Last week, a federal judge denied a request from 10 apartment operators and Santa Barbara, California-based property management software company Yardi Systems to toss out an antitrust class-action lawsuit in the U.S. District Court for the Western District of Washington. Reuters first reported the story.
In the dismissal motion filed in December 2023, the defendants argued that the plaintiffs — two former tenants based in Washington state — didn't have standing and were “attempting to manufacture a Sherman Act violation on the mere basis that 10 property management companies independently decided to use a revenue management product licensed by Yardi.”
In his decision to deny the dismissal, U.S. District Judge Robert Lasnik said, “The fact that the lessor defendants did not meet as a group but rather used an intermediary, Yardi, to compile their commercially sensitive data and calculate the supracompetitive rental rate each participant would utilize does not preclude the existence of an agreement or change its unlawful nature.”
A spokesperson for Yardi told Multifamily Dive that the company’s software never uses confidential competitor pricing data in its rent recommendations. Instead, it relies on its clients’ property data and publicly available housing market information to help apartment communities make individualized pricing decisions.
“There is nothing illegal about Yardi’s revenue management product, and the allegations against the company are simply false,” the spokesperson said. “We stand behind our software and will continue to defend vigorously against this baseless litigation.”
The spokesperson said that the plaintiffs’ “made-up claims” don’t match the reality of how Yardi’s software works.
“The court did not find that Yardi’s software actually created an illegal price-fixing conspiracy, but, at this early procedural stage, it could only consider the plaintiffs’ allegations and not the defendants’ evidence,” the spokesperson said.
In the suit filed in September 2023, Washington state resident McKenna Duffy accused Yardi and the management companies of orchestrating a nationwide scheme to fix the cost of multifamily apartment rent.
The suit contends that Yardi exchanged competitively sensitive and non-public information with clients through its automated pricing software, Revenue IQ (formerly RENTmaximizer) and that the defendants engaged in direct conversations with their competitors about pricing through market surveys.
Per se ramifications
While the per se finding reduces plaintiffs’ burden on competitive harm and market definition, the judge acknowledges that there is a material question as to the factual proof and accuracy of the core elements of the alleged collusion, which remains the weakest part of plaintiffs’ case, according to Kenneth Racowski, an attorney with Tampa, Florida-based Holland & Knight LLP.
In another class-action antitrust case involving the multifamily industry, this one in the U.S. District Court for the Middle District of Tennessee, Judge Waverly Crenshaw rejected this per se reasoning. Defendant RealPage then used that as a basis to ask the U.S. District Court for the Middle District of North Carolina to dismiss the civil suit brought by DOJ and the eight states last week.
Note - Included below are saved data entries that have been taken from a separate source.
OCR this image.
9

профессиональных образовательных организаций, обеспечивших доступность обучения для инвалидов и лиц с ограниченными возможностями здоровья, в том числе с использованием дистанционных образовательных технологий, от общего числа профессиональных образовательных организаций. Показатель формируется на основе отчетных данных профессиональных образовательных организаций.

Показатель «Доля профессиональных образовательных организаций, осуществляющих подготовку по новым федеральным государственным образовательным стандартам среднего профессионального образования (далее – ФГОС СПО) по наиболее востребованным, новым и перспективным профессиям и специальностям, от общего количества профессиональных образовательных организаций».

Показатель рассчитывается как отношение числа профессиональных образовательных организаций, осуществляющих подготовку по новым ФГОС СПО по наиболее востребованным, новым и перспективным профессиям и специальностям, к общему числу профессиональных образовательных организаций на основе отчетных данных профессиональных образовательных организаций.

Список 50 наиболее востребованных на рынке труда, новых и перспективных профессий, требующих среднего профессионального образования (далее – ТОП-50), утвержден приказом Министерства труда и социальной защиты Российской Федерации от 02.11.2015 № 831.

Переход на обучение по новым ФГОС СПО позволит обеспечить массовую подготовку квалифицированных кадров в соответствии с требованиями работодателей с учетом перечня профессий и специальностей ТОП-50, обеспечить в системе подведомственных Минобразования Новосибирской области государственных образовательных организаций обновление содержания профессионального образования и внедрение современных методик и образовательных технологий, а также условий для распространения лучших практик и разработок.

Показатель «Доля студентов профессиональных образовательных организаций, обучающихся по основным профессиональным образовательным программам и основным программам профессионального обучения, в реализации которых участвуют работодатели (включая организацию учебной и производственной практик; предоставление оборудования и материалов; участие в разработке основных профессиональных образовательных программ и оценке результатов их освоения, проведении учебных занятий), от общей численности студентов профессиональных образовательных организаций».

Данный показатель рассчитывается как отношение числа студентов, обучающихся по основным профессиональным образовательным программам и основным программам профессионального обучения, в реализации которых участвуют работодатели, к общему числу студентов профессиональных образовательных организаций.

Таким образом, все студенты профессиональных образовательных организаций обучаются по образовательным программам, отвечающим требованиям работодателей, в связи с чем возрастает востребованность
Unlike Crenshaw in the RealPage case, Lasnik found that the plaintiffs' "allegations that defendants colluded to fix prices at above-market rates and impose those prices on customers is per se anticompetitive conduct," Racowski and David C. Kully, another attorney with Holland & Knight LLP, said in an article on the law firm’s website.
“This ruling will not absolve the plaintiffs of the need to prove the existence of a conspiracy among Yardi and its customers, but if they establish the existence of the requisite conscious commitment to a common scheme, it will mean they will not need to show actual harm to competition under the ‘rule of reason,’” Kully and Racowski wrote.
However, Racowski told Multifamily Dive that it’s still early on in the algorithmic pricing cases that are hitting multifamily, hotel and other industries and that the per se designation will be revisited in the future.
“This is like the bottom of the second or top of the third inning,” Racowski said. “There's a lot of runway to go for these cases to play out what the appropriate legal standard is going to be.”